Nevertheless, several limitations were identified. In some schools, the program remained short-term or event-based and relied heavily on individual teachers’ personal commitment. Instructional themes tended to focus on relatively ‘safe’ topics such as culture and the environment, while structurally complex issues—such as inequality, refugees, gender, and historical conflicts—were insufficiently addressed. Furthermore, the absence of institutionalized long-term partnerships, frequent teacher transfers, and fluctuations in funding posed significant challenges to the sustainability of the program.
Despite these limitations, this study highlights the International Joint Class as a meaningful educational practice that shifts global citizenship education from ‘learning about others’ toward ‘learning to live with others.’ The findings underscore the academic and policy significance of the program as an experimental model of post-critical GCE that fosters ontological reflection and ethical responsiveness beyond cognitive learning. As such, the International Joint Class represents a concrete example of how relational learning and responsive ethics can be enacted within everyday school practices.
Based on the analysis and implications of this study, the following recommendations are proposed.

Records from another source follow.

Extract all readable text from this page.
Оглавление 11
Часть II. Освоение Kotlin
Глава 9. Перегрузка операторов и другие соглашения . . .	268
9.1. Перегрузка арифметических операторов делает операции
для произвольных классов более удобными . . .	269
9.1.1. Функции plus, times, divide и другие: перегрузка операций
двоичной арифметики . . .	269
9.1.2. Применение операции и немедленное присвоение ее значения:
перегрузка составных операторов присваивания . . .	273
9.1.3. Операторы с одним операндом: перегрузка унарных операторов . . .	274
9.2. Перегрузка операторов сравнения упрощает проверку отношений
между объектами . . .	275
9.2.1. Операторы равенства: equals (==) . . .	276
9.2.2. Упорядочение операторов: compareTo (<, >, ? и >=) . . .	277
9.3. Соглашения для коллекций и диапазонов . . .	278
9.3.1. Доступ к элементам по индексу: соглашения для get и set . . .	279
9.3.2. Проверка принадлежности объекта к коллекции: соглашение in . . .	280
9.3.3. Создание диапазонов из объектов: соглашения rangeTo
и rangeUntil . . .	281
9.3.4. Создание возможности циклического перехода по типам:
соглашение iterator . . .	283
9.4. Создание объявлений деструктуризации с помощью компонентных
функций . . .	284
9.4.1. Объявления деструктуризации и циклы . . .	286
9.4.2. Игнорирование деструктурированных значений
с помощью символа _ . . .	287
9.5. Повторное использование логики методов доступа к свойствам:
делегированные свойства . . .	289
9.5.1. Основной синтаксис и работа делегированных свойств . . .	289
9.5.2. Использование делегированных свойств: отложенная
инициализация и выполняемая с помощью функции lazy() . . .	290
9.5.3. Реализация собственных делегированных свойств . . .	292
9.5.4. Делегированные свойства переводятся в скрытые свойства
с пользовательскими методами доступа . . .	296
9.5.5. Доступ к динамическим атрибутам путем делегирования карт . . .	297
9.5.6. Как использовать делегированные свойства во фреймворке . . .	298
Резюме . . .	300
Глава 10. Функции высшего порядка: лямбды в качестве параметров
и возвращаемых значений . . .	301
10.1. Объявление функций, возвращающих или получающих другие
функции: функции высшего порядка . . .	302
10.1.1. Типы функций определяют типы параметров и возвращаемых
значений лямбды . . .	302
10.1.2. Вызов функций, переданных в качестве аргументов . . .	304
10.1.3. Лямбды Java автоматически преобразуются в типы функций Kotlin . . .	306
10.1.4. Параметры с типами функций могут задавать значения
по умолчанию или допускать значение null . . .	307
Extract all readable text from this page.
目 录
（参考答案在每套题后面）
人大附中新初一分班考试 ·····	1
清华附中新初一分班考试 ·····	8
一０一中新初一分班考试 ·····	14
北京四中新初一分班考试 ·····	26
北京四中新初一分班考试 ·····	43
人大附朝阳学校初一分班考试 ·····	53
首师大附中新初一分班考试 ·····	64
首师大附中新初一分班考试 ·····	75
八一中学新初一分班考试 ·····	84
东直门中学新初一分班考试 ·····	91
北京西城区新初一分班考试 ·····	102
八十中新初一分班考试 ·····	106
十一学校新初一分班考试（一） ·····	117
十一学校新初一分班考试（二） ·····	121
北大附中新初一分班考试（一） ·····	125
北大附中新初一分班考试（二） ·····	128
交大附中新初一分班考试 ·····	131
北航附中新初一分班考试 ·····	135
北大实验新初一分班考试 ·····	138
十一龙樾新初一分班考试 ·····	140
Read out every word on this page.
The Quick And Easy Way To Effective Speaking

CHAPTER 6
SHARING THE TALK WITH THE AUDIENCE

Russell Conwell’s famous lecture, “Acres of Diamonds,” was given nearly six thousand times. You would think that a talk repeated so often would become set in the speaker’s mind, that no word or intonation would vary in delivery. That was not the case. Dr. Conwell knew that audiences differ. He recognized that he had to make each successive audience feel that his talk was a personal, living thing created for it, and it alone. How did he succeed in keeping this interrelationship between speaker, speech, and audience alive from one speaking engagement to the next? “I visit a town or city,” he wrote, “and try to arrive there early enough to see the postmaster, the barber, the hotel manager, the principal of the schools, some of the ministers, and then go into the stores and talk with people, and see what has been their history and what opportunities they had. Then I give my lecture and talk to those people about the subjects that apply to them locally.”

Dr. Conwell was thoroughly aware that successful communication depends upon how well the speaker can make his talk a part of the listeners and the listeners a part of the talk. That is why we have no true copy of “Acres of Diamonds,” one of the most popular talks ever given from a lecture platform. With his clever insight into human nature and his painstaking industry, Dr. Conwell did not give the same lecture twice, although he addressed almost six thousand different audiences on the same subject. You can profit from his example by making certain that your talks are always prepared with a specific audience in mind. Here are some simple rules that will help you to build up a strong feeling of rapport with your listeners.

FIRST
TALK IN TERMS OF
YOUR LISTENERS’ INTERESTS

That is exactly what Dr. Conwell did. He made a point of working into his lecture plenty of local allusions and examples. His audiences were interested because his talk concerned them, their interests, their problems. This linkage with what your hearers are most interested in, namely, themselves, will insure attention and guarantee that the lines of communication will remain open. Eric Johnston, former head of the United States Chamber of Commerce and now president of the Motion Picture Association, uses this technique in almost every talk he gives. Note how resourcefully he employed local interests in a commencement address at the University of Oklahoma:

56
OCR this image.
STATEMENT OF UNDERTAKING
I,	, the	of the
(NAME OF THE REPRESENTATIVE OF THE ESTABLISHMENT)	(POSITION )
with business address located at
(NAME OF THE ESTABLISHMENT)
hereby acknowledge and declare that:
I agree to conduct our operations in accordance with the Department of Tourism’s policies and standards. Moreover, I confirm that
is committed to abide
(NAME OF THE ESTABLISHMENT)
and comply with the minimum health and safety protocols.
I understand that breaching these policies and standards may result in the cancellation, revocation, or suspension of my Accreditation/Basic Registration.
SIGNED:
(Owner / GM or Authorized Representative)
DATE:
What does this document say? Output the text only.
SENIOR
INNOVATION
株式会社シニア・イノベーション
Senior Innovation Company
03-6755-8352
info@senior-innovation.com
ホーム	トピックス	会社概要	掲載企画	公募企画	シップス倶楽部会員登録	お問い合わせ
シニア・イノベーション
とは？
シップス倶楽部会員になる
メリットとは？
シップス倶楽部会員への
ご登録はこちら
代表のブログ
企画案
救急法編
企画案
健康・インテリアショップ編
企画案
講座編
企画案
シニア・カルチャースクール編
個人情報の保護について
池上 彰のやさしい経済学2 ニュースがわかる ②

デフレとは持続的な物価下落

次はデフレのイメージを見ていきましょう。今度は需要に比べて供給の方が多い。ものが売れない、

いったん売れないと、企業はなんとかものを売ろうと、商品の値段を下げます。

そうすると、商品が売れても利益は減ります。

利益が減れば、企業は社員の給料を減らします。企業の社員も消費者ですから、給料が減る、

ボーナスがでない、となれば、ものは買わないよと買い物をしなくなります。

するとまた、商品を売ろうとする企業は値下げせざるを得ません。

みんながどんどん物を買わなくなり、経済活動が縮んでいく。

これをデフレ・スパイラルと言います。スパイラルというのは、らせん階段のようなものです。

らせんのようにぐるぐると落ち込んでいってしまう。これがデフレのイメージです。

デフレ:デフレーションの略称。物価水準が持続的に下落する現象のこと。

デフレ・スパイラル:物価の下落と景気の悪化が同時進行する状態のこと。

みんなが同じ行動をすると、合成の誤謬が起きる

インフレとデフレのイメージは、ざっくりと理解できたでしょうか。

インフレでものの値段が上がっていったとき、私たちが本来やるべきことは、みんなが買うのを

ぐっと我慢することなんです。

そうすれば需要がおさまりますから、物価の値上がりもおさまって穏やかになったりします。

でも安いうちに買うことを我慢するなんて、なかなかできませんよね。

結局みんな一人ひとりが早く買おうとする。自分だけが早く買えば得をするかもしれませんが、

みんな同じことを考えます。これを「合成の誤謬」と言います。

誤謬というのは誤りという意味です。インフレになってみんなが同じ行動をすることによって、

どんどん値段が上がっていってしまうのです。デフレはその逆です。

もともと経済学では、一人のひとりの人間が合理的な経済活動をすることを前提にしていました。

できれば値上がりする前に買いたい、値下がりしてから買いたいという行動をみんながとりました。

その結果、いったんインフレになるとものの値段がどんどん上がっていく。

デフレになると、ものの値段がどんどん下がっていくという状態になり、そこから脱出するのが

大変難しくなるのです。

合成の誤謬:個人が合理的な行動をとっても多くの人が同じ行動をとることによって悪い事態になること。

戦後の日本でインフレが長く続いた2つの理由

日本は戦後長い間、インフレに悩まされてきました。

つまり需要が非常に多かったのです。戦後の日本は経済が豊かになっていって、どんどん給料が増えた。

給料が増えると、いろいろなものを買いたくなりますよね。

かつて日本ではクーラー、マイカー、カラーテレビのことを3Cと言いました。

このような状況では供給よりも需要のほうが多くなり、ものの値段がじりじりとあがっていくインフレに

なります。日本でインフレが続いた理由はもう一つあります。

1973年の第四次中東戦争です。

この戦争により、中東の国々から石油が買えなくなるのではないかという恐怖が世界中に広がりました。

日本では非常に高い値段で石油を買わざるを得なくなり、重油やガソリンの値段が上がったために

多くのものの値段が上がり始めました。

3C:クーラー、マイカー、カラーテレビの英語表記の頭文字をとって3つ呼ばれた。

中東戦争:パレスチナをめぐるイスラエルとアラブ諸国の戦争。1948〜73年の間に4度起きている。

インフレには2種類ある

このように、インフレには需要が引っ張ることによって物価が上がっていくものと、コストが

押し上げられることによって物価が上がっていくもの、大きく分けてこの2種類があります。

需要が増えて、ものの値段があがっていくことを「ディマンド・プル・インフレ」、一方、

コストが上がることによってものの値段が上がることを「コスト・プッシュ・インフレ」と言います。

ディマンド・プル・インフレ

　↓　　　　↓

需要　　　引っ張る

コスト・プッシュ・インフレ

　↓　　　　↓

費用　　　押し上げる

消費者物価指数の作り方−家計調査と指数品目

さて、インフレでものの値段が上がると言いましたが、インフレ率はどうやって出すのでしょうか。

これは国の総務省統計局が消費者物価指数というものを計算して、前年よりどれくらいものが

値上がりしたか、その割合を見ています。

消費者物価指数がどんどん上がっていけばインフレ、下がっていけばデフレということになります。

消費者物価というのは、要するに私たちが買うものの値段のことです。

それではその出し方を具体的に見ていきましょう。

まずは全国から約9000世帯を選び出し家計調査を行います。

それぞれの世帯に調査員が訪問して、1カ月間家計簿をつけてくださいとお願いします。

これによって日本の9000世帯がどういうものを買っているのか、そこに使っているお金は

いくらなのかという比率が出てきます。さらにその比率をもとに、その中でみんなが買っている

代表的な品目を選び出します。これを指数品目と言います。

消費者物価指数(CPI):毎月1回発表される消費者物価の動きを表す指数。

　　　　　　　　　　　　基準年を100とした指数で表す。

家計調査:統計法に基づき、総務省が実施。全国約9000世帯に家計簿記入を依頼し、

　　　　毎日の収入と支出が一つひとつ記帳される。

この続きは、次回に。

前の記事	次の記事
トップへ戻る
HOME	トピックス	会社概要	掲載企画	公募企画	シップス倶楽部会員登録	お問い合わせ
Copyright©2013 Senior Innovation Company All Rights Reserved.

To ensure the sustainable expansion of the International Joint Class, policy support is required to reduce participation gaps across schools, regions, and socioeconomic groups and to secure equity in learning experiences. This includes closer alignment with the core curriculum, greater flexibility in timetable organization, and strengthened support for schools with limited infrastructure. In addition, for the International Joint Class to move beyond simple exchange toward critical reflection and action, systematic educational support is needed, including professional development that enhances teachers’ capacity for critical engagement, structured support for addressing conflict, and practice-oriented instructional models that connect students’ reflection to action. Furthermore, to improve program structures that rely heavily on individual teachers’ commitment, it is necessary to establish dedicated support systems and adopt more flexible personnel policies for teachers responsible for International Joint Classes.
Keywords: International Joint Class, Global Citizenship Education, Post-critical GCE, relational learning, ethics of responsiveness, Seoul Metropolitan Office of Education.